I don't think the pulpit is the place to debate Mary's virginity, but the lessons for Sunday almost beg us to do so. In this short lesson, Matthew finds six different ways to stress her virginal conception. She was engaged, but not married. Before they lived together, she was with child from the Holy Spirit. Matthew then quotes Isaiah 7 before reminding us one more time that Joseph had no marital relations with Mary until after the birth. Ok, Matthew, we get it. She was really, really a virgin.
This flies in the face of logic, biology, and modern sensibilities. I can hear the hypothetical agnostic objector: "You expect me to believe that?" I've heard seminary classes debate the necessity of the doctrine of the virginal conception. I've even said to Sunday school classes that, although I believe that Mary conceived Jesus as a virgin by the power of the Holy Spirit, that's not how I begin a conversation with a seeker about the Christian faith. In that NT Wright sort of way, let's start with the empty tomb. If we can accept the literal, bodily resurrection, we can get past any objections about walking on water, turning water into wine, feeding the multitudes, and even the virginal conception.
(Perhaps it's worth stopping for a moment to mention that many Christians believe not only in the virginal conception of Jesus but also in his virginal birth and the perpetual virginity of Mary, which is to say that, through God's intervention, the baby passed through Mary's hymen without breaking it and that Joseph lived as the faithful husband of one with whom he never had sexual relations.
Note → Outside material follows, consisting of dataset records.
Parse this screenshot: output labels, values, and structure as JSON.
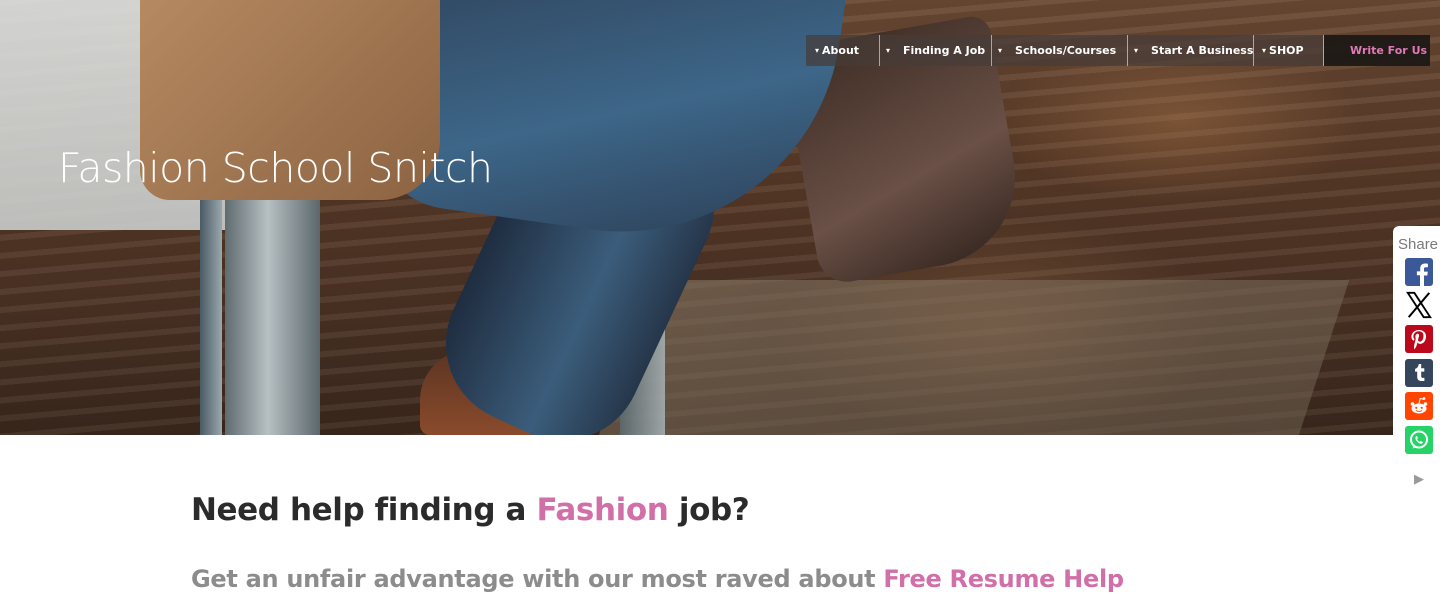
{
  "site": {
    "title": "Fashion School Snitch"
  },
  "nav": {
    "caret": "▾",
    "items": [
      {
        "label": "About"
      },
      {
        "label": "Finding A Job"
      },
      {
        "label": "Schools/Courses"
      },
      {
        "label": "Start A Business"
      },
      {
        "label": "SHOP"
      },
      {
        "label": "Write For Us"
      }
    ],
    "accent_color": "#e07ab4"
  },
  "main": {
    "headline_pre": "Need help finding a ",
    "headline_accent": "Fashion",
    "headline_post": " job?",
    "subline_pre": "Get an unfair advantage with our most raved about ",
    "subline_link": "Free Resume Help",
    "accent_color": "#d16fa9"
  },
  "share": {
    "label": "Share",
    "buttons": [
      {
        "name": "facebook",
        "icon": "facebook-icon",
        "color": "#3b5998"
      },
      {
        "name": "x",
        "icon": "x-icon",
        "color": "#000000"
      },
      {
        "name": "pinterest",
        "icon": "pinterest-icon",
        "color": "#bd081c"
      },
      {
        "name": "tumblr",
        "icon": "tumblr-icon",
        "color": "#35465c"
      },
      {
        "name": "reddit",
        "icon": "reddit-icon",
        "color": "#ff4500"
      },
      {
        "name": "whatsapp",
        "icon": "whatsapp-icon",
        "color": "#25d366"
      }
    ],
    "collapse_arrow": "▶"
  }
}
Seriously, I'm not making this up. You can read about it here. So, when I use the term "virginal conception," I'm drawing a line--albeit a faint one--in the sand there.)
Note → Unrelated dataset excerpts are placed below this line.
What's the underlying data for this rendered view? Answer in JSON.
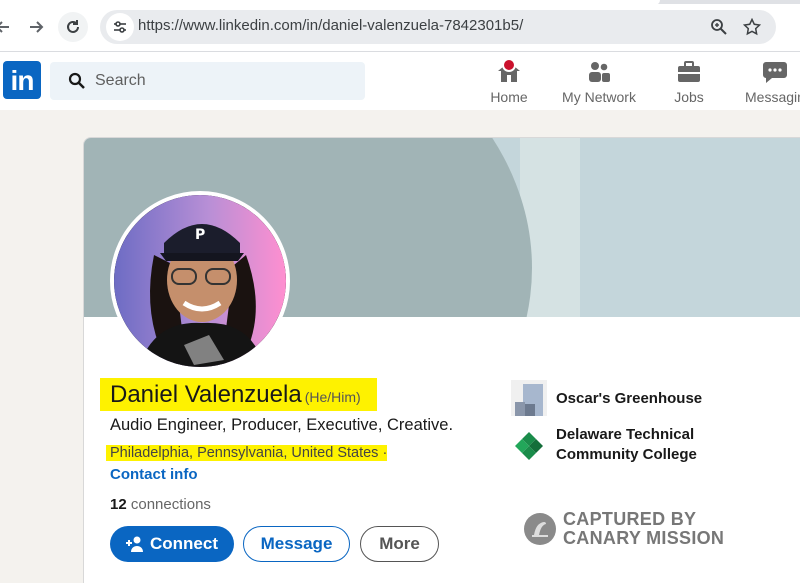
{
  "browser": {
    "url": "https://www.linkedin.com/in/daniel-valenzuela-7842301b5/",
    "back_icon": "back-arrow-icon",
    "forward_icon": "forward-arrow-icon",
    "reload_icon": "reload-icon"
  },
  "header": {
    "logo": "in",
    "search_placeholder": "Search",
    "nav": [
      {
        "label": "Home",
        "icon": "home-icon"
      },
      {
        "label": "My Network",
        "icon": "people-icon"
      },
      {
        "label": "Jobs",
        "icon": "briefcase-icon"
      },
      {
        "label": "Messaging",
        "icon": "chat-icon"
      }
    ]
  },
  "profile": {
    "name": "Daniel Valenzuela",
    "pronouns": "(He/Him)",
    "headline": "Audio Engineer, Producer, Executive, Creative.",
    "location": "Philadelphia, Pennsylvania, United States",
    "location_separator": " ·",
    "contact_info": "Contact info",
    "connections_count": "12",
    "connections_label": "connections",
    "buttons": {
      "connect": "Connect",
      "message": "Message",
      "more": "More"
    },
    "experience": [
      {
        "name": "Oscar's Greenhouse"
      },
      {
        "name_line1": "Delaware Technical",
        "name_line2": "Community College"
      }
    ]
  },
  "watermark": {
    "line1": "CAPTURED BY",
    "line2": "CANARY MISSION"
  },
  "colors": {
    "linkedin_blue": "#0a66c2",
    "highlight": "#fef200"
  }
}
What brought this to my mind, however, wasn't Matthews exhaustive insistence on Mary's virginity. It was Isaiah's use of the word, or, more precisely, the NRSV's refusal to translate the word as "virgin" despite using the word "virgin" in Matthew's quotation of Isaiah. This is baffling to me! As I mentioned above, the word "virgin" and the word "young woman" are interchangeable in the biblical sense. Yes, presumptions about the integrity of young women is what gets mothers and fathers bent out of shape when their teenage daughters bring them news of an unexpected pregnancy, but, in the biblical sense, they are the same thing. But notice how the NRSV renders Isaiah 7:14: "Look, the young woman is with child and shall bear a son, and shall name him Immanuel." The KJV, NIV, CEV, ASV, ESV, and even the TLB all give us a "virgin." Of the dozen or so translations I checked, the NRSV, the RSV, and the CEB give us a "young woman." Maybe I'm making a mountain out of a molehill, but I worry that our reasonable concern about making too clear a connection between Old Testament prophecy and New Testament fulfillment causes us to ignore what, for Matthew, was an important resonance between them. Isaiah spoke of a virgin conceiving a son. That's what we believe about Mary. No, the former isn't exclusively fulfilled in the latter, but, starting from the position of the latter, it's important to see where those roots come from.
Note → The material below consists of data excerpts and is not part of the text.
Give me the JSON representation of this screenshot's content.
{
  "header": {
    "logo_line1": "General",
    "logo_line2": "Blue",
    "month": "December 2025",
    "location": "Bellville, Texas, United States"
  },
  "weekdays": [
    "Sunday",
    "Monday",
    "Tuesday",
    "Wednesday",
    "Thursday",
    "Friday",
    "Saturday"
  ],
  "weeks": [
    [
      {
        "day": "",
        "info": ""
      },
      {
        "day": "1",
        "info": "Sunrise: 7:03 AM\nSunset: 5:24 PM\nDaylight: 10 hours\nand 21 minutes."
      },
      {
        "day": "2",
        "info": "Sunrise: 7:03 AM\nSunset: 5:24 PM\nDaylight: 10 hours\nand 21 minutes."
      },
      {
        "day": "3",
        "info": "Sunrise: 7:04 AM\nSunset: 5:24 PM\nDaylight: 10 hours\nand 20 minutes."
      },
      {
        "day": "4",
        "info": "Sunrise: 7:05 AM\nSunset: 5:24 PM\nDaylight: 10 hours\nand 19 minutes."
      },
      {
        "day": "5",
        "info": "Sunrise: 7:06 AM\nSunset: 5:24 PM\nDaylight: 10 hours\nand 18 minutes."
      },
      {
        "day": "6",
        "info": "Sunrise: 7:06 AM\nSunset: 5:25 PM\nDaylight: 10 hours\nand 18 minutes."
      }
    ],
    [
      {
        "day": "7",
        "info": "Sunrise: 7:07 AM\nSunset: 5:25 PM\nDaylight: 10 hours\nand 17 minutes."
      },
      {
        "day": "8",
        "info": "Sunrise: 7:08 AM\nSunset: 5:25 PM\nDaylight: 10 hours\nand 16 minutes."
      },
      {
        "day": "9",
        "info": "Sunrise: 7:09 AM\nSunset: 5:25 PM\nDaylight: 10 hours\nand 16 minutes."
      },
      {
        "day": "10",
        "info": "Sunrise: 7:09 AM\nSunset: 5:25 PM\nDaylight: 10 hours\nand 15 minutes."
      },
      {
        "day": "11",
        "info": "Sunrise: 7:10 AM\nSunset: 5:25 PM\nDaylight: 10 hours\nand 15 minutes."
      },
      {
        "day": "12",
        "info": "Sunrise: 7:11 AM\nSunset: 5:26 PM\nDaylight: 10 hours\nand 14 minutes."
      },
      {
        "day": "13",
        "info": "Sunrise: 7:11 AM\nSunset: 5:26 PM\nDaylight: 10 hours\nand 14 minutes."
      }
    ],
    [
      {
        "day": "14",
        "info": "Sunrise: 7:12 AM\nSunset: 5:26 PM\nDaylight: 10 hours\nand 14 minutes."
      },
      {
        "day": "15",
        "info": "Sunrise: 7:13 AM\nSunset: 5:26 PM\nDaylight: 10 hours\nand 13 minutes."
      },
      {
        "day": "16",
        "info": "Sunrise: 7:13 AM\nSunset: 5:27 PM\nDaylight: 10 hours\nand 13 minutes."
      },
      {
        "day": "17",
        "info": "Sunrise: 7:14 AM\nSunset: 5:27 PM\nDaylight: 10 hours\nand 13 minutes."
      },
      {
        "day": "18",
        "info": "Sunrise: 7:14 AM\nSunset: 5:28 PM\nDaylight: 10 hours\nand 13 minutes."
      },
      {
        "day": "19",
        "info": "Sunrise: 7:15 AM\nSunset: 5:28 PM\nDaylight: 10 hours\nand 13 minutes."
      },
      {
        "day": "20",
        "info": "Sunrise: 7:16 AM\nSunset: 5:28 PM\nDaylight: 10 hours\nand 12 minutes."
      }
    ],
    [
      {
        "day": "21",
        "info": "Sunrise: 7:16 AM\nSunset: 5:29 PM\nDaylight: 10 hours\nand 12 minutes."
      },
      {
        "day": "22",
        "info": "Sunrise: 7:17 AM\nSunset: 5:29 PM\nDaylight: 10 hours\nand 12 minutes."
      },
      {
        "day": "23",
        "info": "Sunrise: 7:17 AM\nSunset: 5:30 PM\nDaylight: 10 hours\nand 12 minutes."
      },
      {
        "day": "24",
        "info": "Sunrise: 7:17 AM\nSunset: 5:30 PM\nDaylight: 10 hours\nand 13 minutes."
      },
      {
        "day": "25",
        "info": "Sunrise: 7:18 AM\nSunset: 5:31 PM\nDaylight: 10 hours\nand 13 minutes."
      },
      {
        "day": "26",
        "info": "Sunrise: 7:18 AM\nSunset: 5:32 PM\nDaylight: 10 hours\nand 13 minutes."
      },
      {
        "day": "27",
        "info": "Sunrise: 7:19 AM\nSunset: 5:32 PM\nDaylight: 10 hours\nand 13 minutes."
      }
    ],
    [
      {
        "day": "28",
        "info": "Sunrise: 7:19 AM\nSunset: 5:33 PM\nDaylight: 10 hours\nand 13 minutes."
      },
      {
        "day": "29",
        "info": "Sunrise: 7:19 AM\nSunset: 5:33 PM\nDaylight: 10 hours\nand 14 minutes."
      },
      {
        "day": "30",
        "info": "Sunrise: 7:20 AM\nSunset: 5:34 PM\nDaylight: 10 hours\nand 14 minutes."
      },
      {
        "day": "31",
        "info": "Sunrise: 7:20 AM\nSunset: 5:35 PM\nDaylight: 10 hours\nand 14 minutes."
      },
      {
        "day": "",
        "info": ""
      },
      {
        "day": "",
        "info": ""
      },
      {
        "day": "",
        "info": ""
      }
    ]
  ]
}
I'm not arguing that we should retranslate Isaiah 7:14 in our worship. Thankfully, the NRSV leaves Matthew's quotation as "virgin." But, as I prepare to preach, I'm trying to hear the story of Mary, Joseph, and Jesus in the context of first-century Palestinian Judaism. What did this mean to them? Surely I cannot get there unless I see the miraculous nature not only of Mary's conception of Jesus but also the virgin named by the prophet, who conceived and bore a son. I don't need to bind Isaiah in the cords of Christianity in order to appreciate the connection. Our hope is Israel's hope. God is renewing the earth through the miraculous birth of a child. That's true in every age.